Eugene Moore, prepárate para un segundo infierno. Karen Biel, por fin te llegó la hora. Te vas a arrepentir de haberme conocido. Jamás debiste entrometerte.
Sonrió escuchando como el abogado se retiraba mencionando algo de un pago al cual respondió con vaguedad.
Julia se acercó a su sobrina y se paró a su lado, para mirarla de frente.
—Serena...
—Déjame sola, tía.
—Lo que dijo el abogado es una broma ¿verdad?
—No, tía.
—Dejó una copia como se lo pediste.
—Perfecto. Voy a revisar.
—Serena...
—Eugene está muerto, tía. Ya lo dijiste. Por fin soy libre y próximamente seré inmensamente rica.
Michael Evans lucía decepcionado cuando le dijo las condiciones del testamento de Eugene.
—Entonces ¿no puedo ser candidato? —insistió en preguntarle, exhalando el humo de cigarro en la sala personal que Serena tenía a un costado de su despacho.
Se puso de pie nerviosamente, al ver como la hermosa viuda se concentraba en disfrutar del calor de la humeante taza de chocolate que tenía entre las manos.
Estaba sentada en el sillón color vino, de tres plazas, sin mirarlo. El día estaba nublado y frío. Michael se paseaba nerviosamente ante ella.
—Así es, más claro no pudo ser —respondió la joven mujer aspirando el vapor.
El nervioso empresario la miró dar un pequeño sorbo a su bebida. Nada parecia importarle mas.
—Qué mala suerte para ti —dijo del otro lado de la mesa de centro de cristal—. No podré ayudarte —dijo buscando el cenicero para apagar el cigarro que no había logrado calmarlo.
—Nunca pensé en ti como marido —señaló Serena, dirigiéndole una fugaz mirada con sus ojos cafés, enmarcados en largas pestañas.

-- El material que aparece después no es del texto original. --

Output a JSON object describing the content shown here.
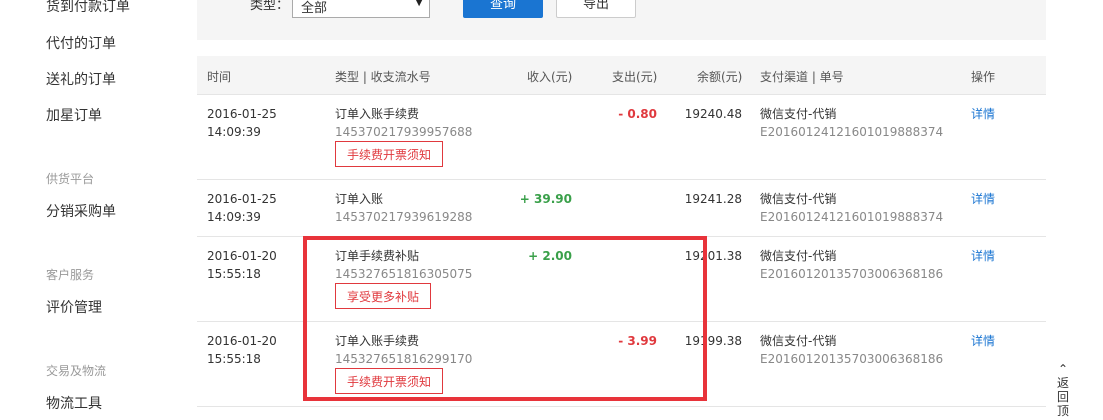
{
  "sidebar": {
    "items_top": [
      "货到付款订单",
      "代付的订单",
      "送礼的订单",
      "加星订单"
    ],
    "group_supply": "供货平台",
    "item_distribution": "分销采购单",
    "group_service": "客户服务",
    "item_review": "评价管理",
    "group_logistics": "交易及物流",
    "item_logistics": "物流工具"
  },
  "filter": {
    "type_label": "类型：",
    "type_value": "全部",
    "query_label": "查询",
    "export_label": "导出"
  },
  "table": {
    "headers": {
      "time": "时间",
      "type": "类型 | 收支流水号",
      "income": "收入(元)",
      "expense": "支出(元)",
      "balance": "余额(元)",
      "channel": "支付渠道 | 单号",
      "action": "操作"
    },
    "rows": [
      {
        "date": "2016-01-25",
        "clock": "14:09:39",
        "type": "订单入账手续费",
        "serial": "145370217939957688",
        "income": "",
        "expense": "- 0.80",
        "balance": "19240.48",
        "channel": "微信支付-代销",
        "order_no": "E20160124121601019888374",
        "action": "详情",
        "tag": "手续费开票须知"
      },
      {
        "date": "2016-01-25",
        "clock": "14:09:39",
        "type": "订单入账",
        "serial": "145370217939619288",
        "income": "+ 39.90",
        "expense": "",
        "balance": "19241.28",
        "channel": "微信支付-代销",
        "order_no": "E20160124121601019888374",
        "action": "详情",
        "tag": ""
      },
      {
        "date": "2016-01-20",
        "clock": "15:55:18",
        "type": "订单手续费补贴",
        "serial": "145327651816305075",
        "income": "+ 2.00",
        "expense": "",
        "balance": "19201.38",
        "channel": "微信支付-代销",
        "order_no": "E20160120135703006368186",
        "action": "详情",
        "tag": "享受更多补贴"
      },
      {
        "date": "2016-01-20",
        "clock": "15:55:18",
        "type": "订单入账手续费",
        "serial": "145327651816299170",
        "income": "",
        "expense": "- 3.99",
        "balance": "19199.38",
        "channel": "微信支付-代销",
        "order_no": "E20160120135703006368186",
        "action": "详情",
        "tag": "手续费开票须知"
      }
    ]
  },
  "back_to_top": {
    "line1": "返",
    "line2": "回",
    "line3": "顶"
  },
  "colors": {
    "accent": "#1a75d2",
    "income": "#3aa04a",
    "expense": "#e0393e",
    "highlight": "#e8333a"
  }
}
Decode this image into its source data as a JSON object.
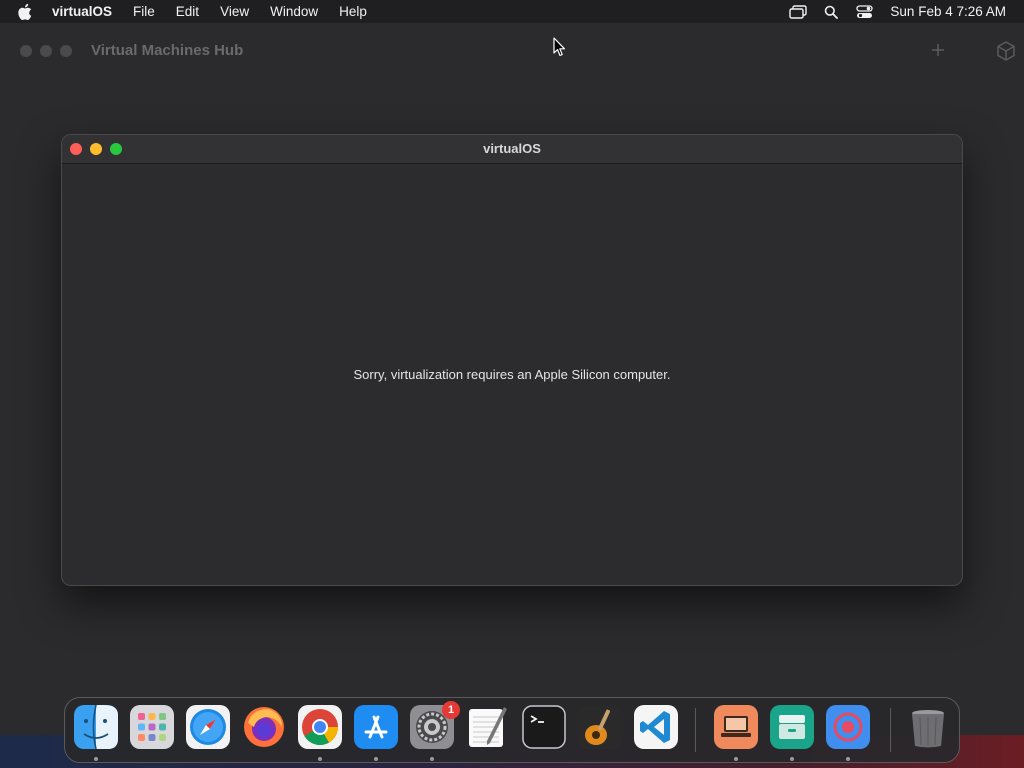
{
  "menubar": {
    "app_name": "virtualOS",
    "menus": [
      "File",
      "Edit",
      "View",
      "Window",
      "Help"
    ],
    "clock": "Sun Feb 4  7:26 AM",
    "status_icons": [
      "screen-mirroring-icon",
      "search-icon",
      "control-center-icon"
    ]
  },
  "hub_window": {
    "title": "Virtual Machines Hub",
    "toolbar_icons": [
      "plus-icon",
      "cube-icon"
    ]
  },
  "vm_window": {
    "title": "virtualOS",
    "message": "Sorry, virtualization requires an Apple Silicon computer."
  },
  "dock": {
    "apps": [
      {
        "name": "finder",
        "running": true
      },
      {
        "name": "launchpad",
        "running": false
      },
      {
        "name": "safari",
        "running": false
      },
      {
        "name": "firefox",
        "running": false
      },
      {
        "name": "chrome",
        "running": true
      },
      {
        "name": "app-store",
        "running": true
      },
      {
        "name": "system-settings",
        "running": true,
        "badge": "1"
      },
      {
        "name": "textedit",
        "running": false
      },
      {
        "name": "terminal",
        "running": false
      },
      {
        "name": "garageband",
        "running": false
      },
      {
        "name": "vscode",
        "running": false
      }
    ],
    "recent_apps": [
      {
        "name": "virtualos-app",
        "running": true
      },
      {
        "name": "archive-utility",
        "running": true
      },
      {
        "name": "screen-recorder",
        "running": true
      }
    ],
    "trash": {
      "name": "trash"
    }
  },
  "colors": {
    "close": "#ff5f57",
    "minimize": "#febc2e",
    "maximize": "#28c840",
    "badge": "#e53935"
  }
}
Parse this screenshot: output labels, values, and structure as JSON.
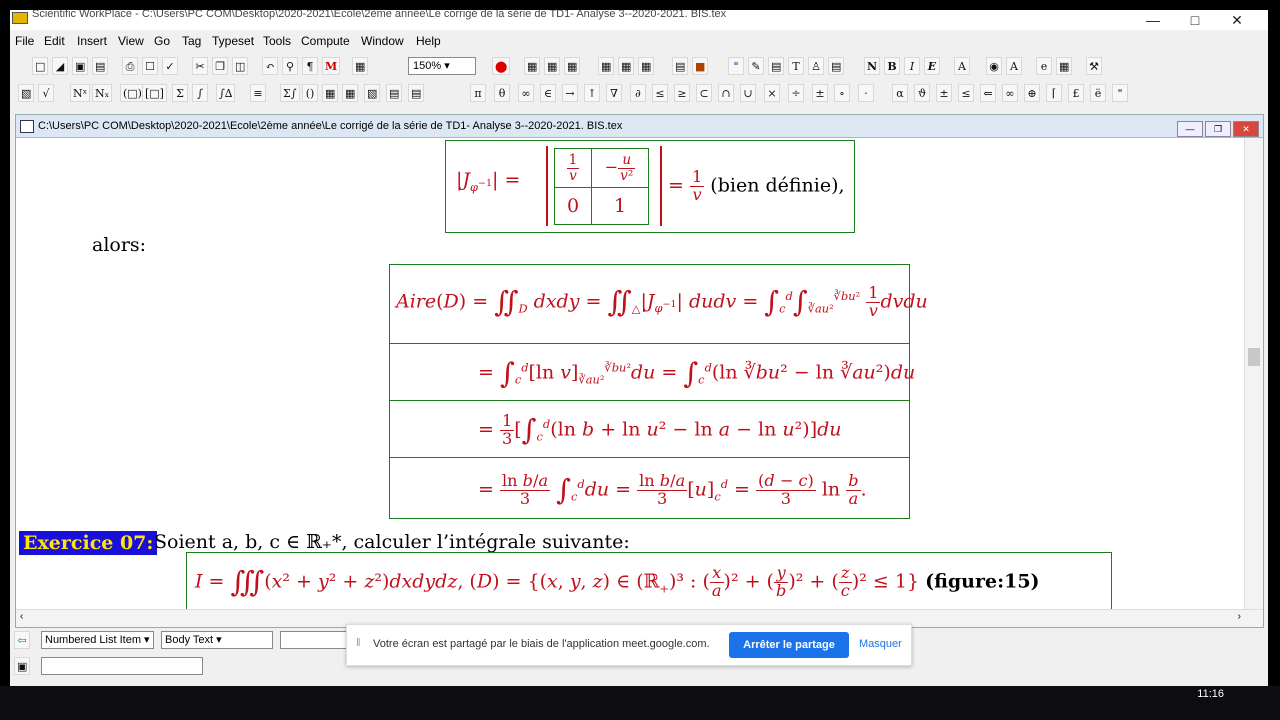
{
  "app": {
    "title": "Scientific WorkPlace - C:\\Users\\PC COM\\Desktop\\2020-2021\\Ecole\\2ème année\\Le corrigé de la série de TD1- Analyse 3--2020-2021. BIS.tex"
  },
  "menu": [
    "File",
    "Edit",
    "Insert",
    "View",
    "Go",
    "Tag",
    "Typeset",
    "Tools",
    "Compute",
    "Window",
    "Help"
  ],
  "toolbar": {
    "zoom": "150%"
  },
  "document": {
    "path": "C:\\Users\\PC COM\\Desktop\\2020-2021\\Ecole\\2ème année\\Le corrigé de la série de TD1- Analyse 3--2020-2021. BIS.tex",
    "jacobian_suffix": "(bien définie),",
    "alors": "alors:",
    "exercise_label": "Exercice 07:",
    "exercise_text": "Soient a, b, c ∈ ℝ₊*, calculer l’intégrale suivante:",
    "figure_ref": "(figure:15)"
  },
  "status": {
    "list_item": "Numbered List Item",
    "body_text": "Body Text"
  },
  "meet": {
    "message": "Votre écran est partagé par le biais de l'application meet.google.com.",
    "stop": "Arrêter le partage",
    "hide": "Masquer"
  },
  "taskbar": {
    "time": "11:16"
  }
}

Michael se tensó mientras restregaba la colilla en el recipiente. Esa bruja si que sabía lastimar su orgullo.
—¿Por qué no? Somos amigos — se atrevió a provocarla.
—Te conozco demasiado bien —señaló la mujer de negocios, echando el cuerpo hacia atrás.
—Precisamente por éso —insistió con una angustia que empezaba a colmar la paciencia femenina y el límite de tiempo que le permitía quitarle cada vez que aparecía.
La bellísima viuda acarició con el índice la boca de la taza, palpando la temperatura del líquido, perdida en un pensamiento.
—Sabes que te quiero —le recordó Michael rodeando la mesa, yendo a su lado.
—Quieres sexo —lo corrigió Serena con voz cansada.
Michael Evans la observó detenidamente. Era perfecta, hermosa, pero tan dura. No era una mujer fácil, ni agradable la mayor parte del tiempo, quizás por éso la deseaba tanto.
—Serena, es verdad que te deseo, pero también siento amor por ti.
—No te engañes, Michael —le dirigió una fugaz mirada imponente—. Ambos sabemos que es un capricho irracional solamente.
—Serena —musitó acercándose a medio metro de distancia, logrando que por fin lo mirara.
—Olvídalo —replicó, deslizando su figura hacia el frente con agilidad, para dejar su taza en la mesa de centro, la cual sonó contra el cristal, síntoma de que la estaba impacientando y que había sobrepasado su cercanía.